BUTUH METODE BELAJAR KARAWITAN YANG KONTEKSTUAL
Oleh Sugito HS
Seni karawitan (musik pentatonis) mendapatkan kedudukan yang istimewa di dunia seni pertunjukan Indonesia. Tentu saja, pernyataan ini tidak sekedar pujian atau bahkan basa-basi tanpa alasan. Di Surakarta dan Yogyakarta (eks ibukota kerajaan) yang hingga sekarang menjadi pusat kebudayaan (kesenian), karawitan tidak memiliki status “eksklusif” seperti halnya seni tari dan wayang. Seni karawitan dapat berkembang bebas, baik di lingkungan njeron beteng (kraton) maupun luar kraton. Kenyataan ini berbeda dengan Dua bentuk kesenian kerabatnya: tari dan wayang. Masih dapat diamati bahwa ada beberapa repertoar tari klasik Jawa yang hanya boleh hidup di njeron beteng. Begitu juga dengan wayang –masyarakat Jogja masa kini, dapat ditebak, sebagian besar belum pernah menonton pertunjukan wayang orang klasik (gaya Jogja).
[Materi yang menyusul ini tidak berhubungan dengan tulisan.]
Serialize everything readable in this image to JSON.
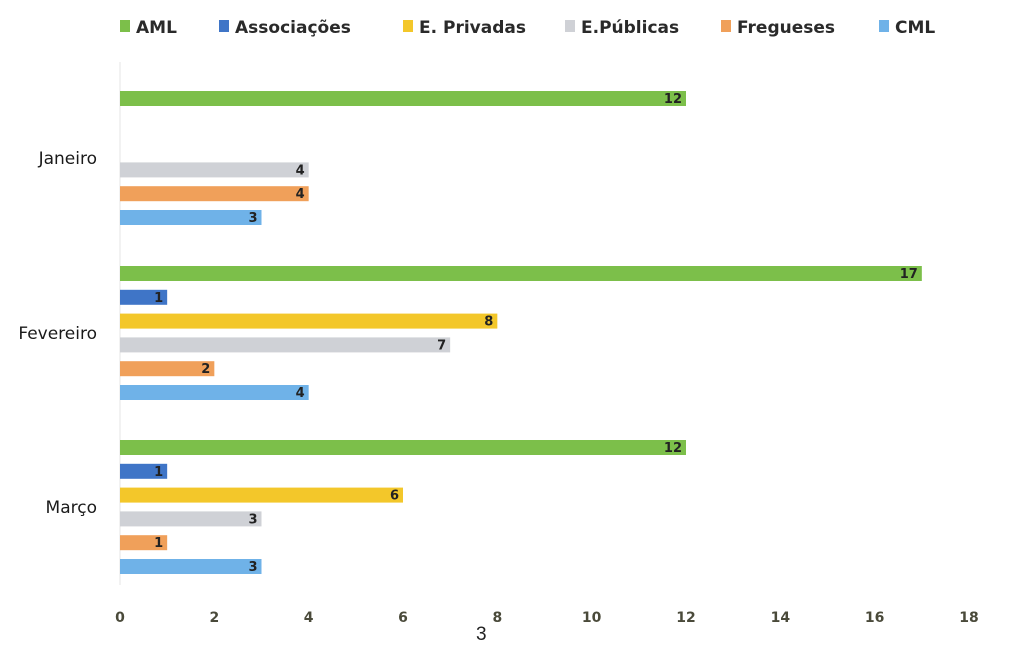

Hampir setiap kelurahan di Jogja memiliki seperangkat gamelan (alat musik Jawa), bahkan ada yang lebih dari satu unit. Belum lagi milik personal, baik kalangan bangsawan kraton, seniman, maupun masyarakat biasa. Di sela-sela kesibukan masyarakat, dapat dipastikan ada aktivitas nabuh gamelan yang dilakukan secara rutin berkala. Ada kelompok yang beranggota pria dewasa, wanita dewasa, remaja, dan anak-anak. Kelompok-kelompok tersebut mandiri dan nirlaba. Sebaliknya, adakah kelompok mandiri yang mengadakan latihan atau pentas nari secara berkala? Adakah kelompok mandiri yang selalu mengadakan pentas atau latihan wayang? Jika ada, pasti dapat dihitung dengan jemari satu tangan, apalagi yang tidak money orieNted.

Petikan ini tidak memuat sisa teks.